Le 3 avril 2019, nous sommes 10 participants à ce 1er rendez-vous de printemps.

Jean-Marc profite du rassemblement au pied de l’Eglise St-Achard à Mecquignies, pour présenter le village ; en effet, celui-ci compte un grand nombre d’édicules religieux, certains classés, comme la Chapelle Notre Dame de Tongres (1811), et bien sûr, l’église du 12ème siècle, dédiée à St-Achard de St-Victor, Evêque d’Avranches, né vers 1100, (qui fut le parrain d’Aliénor d’Aquitaine)…église maintes fois restaurée….et pillée…. !

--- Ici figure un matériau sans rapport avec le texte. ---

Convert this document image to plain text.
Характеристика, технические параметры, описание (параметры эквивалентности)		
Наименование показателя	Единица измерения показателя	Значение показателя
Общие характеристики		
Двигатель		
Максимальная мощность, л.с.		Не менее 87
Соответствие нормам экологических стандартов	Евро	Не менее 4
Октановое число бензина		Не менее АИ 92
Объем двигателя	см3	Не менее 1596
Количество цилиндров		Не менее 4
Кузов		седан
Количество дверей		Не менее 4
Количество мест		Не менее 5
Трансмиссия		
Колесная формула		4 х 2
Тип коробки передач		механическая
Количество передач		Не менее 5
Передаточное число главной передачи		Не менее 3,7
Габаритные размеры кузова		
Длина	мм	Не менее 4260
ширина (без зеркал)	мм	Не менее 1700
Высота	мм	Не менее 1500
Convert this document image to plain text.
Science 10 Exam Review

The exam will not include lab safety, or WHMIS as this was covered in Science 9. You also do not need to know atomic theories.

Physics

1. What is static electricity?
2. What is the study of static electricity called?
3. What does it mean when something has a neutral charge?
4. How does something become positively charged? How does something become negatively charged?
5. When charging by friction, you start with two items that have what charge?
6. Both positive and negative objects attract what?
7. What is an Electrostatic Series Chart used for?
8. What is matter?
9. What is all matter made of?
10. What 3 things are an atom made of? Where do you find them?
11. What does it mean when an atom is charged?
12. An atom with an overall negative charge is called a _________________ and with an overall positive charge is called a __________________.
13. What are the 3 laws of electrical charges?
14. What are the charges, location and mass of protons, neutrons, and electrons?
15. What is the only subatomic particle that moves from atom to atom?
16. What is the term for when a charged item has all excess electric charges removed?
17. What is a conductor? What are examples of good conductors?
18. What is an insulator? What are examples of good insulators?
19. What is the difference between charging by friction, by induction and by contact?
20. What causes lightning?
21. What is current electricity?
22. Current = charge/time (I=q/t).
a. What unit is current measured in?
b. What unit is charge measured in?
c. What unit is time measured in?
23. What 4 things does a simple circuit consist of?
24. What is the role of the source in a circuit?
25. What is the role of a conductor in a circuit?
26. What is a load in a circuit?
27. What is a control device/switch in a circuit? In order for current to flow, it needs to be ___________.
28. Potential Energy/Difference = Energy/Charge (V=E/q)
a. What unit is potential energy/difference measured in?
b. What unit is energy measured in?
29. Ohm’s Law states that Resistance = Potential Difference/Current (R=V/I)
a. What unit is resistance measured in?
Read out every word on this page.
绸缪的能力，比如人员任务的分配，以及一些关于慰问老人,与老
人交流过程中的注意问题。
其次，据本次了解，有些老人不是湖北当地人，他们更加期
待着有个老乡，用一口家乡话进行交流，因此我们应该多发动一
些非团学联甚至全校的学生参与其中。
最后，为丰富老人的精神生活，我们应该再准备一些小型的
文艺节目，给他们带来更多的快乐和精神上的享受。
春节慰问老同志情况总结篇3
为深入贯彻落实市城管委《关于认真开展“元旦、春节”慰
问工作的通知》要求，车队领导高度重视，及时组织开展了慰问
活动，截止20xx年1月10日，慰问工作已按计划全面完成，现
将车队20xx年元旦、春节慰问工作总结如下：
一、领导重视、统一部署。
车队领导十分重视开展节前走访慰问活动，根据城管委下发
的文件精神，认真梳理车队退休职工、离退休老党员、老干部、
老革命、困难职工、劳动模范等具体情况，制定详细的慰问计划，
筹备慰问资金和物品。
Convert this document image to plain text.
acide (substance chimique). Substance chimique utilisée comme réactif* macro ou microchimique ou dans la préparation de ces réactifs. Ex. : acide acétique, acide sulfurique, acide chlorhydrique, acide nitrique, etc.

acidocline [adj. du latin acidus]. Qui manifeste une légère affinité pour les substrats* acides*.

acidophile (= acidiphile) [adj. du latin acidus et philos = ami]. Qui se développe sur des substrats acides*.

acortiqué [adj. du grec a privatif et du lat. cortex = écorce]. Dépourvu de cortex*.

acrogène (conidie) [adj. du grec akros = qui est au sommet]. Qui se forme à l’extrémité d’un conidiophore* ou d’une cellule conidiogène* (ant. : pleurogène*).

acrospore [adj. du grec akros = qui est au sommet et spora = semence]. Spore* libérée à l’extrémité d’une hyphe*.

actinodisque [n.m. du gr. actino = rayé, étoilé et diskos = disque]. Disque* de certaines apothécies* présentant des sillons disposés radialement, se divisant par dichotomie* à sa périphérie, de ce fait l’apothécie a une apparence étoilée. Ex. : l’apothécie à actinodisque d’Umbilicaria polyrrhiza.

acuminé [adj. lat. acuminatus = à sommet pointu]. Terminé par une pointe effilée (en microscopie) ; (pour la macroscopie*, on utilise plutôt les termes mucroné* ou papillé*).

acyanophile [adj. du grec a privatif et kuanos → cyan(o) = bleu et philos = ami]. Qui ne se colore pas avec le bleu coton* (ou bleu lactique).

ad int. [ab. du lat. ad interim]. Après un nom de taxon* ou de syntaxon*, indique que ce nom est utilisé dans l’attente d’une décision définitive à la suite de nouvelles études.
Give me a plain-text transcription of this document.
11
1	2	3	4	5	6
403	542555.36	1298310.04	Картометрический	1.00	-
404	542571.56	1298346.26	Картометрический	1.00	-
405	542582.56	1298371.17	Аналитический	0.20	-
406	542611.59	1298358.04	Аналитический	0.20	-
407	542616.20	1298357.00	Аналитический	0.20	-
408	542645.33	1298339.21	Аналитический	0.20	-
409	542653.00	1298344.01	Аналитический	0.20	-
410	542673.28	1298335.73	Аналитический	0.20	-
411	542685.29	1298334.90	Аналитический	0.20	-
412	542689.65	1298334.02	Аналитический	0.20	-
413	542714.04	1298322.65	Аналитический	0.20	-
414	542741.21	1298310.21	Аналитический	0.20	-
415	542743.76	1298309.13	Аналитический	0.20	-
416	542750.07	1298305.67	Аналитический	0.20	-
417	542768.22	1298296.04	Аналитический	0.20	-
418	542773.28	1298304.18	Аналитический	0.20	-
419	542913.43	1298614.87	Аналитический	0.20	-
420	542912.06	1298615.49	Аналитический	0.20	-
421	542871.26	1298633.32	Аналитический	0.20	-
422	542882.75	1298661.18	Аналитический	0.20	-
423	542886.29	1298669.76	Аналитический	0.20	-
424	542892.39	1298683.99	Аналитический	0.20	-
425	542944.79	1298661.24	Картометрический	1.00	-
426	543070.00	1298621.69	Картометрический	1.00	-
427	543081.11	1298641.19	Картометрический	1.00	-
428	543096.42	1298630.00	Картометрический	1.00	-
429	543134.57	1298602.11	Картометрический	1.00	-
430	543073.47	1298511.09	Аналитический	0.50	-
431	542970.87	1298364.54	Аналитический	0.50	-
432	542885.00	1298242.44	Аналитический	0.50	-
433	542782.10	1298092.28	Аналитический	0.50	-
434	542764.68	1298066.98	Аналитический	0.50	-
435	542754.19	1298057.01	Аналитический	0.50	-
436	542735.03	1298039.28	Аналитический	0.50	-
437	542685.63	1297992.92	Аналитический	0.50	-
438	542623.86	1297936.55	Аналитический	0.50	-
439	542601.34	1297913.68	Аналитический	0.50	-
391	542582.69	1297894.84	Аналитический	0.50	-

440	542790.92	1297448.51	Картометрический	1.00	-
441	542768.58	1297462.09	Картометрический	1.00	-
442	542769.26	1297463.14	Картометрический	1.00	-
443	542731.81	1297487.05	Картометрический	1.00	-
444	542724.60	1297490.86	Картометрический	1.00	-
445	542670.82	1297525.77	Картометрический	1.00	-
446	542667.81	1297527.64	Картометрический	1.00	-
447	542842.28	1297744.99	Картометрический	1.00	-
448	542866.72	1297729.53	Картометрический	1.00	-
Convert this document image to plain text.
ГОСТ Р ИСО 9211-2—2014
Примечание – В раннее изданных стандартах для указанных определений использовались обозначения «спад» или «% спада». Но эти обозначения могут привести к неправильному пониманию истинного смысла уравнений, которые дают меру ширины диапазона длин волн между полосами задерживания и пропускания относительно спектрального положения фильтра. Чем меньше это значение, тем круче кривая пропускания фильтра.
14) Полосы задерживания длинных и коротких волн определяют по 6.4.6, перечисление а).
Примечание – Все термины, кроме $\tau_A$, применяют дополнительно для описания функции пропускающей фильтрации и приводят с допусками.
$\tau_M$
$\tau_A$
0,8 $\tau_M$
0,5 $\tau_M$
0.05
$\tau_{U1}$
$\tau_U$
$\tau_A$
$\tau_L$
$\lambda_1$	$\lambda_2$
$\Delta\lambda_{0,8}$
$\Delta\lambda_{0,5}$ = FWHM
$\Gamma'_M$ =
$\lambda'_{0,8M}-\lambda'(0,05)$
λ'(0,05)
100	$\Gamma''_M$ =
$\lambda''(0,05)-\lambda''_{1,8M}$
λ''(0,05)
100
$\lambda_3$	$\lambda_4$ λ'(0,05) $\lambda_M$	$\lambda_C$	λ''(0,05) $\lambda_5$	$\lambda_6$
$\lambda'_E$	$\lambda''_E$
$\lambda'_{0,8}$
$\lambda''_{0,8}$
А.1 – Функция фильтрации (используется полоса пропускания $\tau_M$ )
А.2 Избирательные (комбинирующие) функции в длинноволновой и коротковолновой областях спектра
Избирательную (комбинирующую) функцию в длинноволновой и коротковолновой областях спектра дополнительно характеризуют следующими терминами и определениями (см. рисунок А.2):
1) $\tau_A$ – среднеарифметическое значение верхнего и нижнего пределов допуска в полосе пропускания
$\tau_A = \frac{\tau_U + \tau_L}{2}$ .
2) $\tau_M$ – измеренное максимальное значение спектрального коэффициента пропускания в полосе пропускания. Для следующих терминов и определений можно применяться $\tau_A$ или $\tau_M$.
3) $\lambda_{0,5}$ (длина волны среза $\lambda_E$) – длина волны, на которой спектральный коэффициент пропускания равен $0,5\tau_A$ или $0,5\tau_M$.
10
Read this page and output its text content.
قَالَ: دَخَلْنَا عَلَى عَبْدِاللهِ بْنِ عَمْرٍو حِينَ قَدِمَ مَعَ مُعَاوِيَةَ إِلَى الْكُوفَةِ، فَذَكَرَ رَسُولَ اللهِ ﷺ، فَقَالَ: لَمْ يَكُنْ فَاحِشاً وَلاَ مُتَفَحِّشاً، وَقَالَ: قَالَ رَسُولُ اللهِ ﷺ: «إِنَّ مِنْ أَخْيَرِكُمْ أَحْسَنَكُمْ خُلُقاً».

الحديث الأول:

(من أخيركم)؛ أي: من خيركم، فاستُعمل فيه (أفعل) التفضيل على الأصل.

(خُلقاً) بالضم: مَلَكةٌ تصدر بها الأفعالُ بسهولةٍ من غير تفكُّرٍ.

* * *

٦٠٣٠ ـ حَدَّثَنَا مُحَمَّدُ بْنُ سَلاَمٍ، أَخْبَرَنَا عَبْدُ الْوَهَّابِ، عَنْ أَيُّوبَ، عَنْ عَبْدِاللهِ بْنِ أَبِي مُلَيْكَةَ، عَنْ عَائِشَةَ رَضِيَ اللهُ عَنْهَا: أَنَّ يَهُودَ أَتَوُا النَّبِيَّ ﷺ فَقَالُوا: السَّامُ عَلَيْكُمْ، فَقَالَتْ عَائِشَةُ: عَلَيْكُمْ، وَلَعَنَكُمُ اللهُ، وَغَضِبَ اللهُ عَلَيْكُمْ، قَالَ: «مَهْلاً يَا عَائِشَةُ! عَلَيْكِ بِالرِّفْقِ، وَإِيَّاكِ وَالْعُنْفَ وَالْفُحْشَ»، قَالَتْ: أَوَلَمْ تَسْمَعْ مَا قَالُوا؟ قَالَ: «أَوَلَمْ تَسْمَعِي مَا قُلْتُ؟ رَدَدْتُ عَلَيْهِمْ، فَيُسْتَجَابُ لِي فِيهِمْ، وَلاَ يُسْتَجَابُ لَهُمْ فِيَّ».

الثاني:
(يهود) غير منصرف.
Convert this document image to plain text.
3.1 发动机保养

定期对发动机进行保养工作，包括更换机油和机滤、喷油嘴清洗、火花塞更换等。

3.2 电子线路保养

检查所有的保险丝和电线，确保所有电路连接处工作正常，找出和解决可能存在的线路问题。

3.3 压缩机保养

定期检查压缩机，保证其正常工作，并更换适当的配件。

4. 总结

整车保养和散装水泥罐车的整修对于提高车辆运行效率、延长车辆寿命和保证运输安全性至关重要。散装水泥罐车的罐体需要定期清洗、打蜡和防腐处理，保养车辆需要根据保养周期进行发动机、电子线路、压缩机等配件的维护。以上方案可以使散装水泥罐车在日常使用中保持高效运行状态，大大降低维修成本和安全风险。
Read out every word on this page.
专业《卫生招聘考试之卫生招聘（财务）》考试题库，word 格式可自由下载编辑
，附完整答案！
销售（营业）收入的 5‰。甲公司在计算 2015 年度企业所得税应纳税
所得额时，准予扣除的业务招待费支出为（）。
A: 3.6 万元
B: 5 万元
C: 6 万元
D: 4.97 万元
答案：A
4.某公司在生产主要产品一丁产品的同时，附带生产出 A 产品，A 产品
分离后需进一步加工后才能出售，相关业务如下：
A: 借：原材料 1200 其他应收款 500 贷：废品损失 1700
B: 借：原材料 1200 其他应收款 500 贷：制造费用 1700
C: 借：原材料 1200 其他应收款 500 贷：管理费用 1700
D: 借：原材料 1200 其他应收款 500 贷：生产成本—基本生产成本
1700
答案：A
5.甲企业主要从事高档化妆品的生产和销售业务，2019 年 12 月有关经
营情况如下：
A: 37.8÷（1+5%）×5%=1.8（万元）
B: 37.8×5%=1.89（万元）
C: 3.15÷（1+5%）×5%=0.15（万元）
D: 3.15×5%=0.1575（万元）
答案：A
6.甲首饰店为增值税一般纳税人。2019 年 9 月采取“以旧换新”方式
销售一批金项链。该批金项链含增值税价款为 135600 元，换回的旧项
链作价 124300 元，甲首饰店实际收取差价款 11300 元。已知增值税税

2 voitures emmènent les randonneurs au lieu-dit « Carrefour de l’amusette »,

à proximité du village de Hargnies, au croisement de la Chaussée Brunehaut et de la départementale 107.

Là, c’est Bernard qui prend la parole : il a préparé pour chacun un plan détaillé du trajet prévu, ainsi qu’une carte particulièrement précise des chemins à emprunter….il a tiré les leçons des expériences antérieures afin de finaliser au mieux le parcours.

Et nous nous engageons à sa suite dans le premier tronçon : le « chemin du Planté », dans la forêt de Mormale, puis nous empruntons le GR du Pays de l’Avesnois, ensuite la route forestière « Fouquet », et poursuivons sur le sentier qui longe le ruisseau de Mecquiqnies….trajet émaillé de rires, de chants, de précisions historiques, quant aux évènements survenus dans des environs….Marc est toujours très en avant, Nelly le suit de près, ….Rose-Marie prend soin de noter chaque détail concernant le parcours….Marie-Claire prend des photos …les 5,927 km sont bientôt parcourus…la crainte de l’averse se précise, avec les quelques gouttes qui nous accueillent à l’entrée de Mecquignies…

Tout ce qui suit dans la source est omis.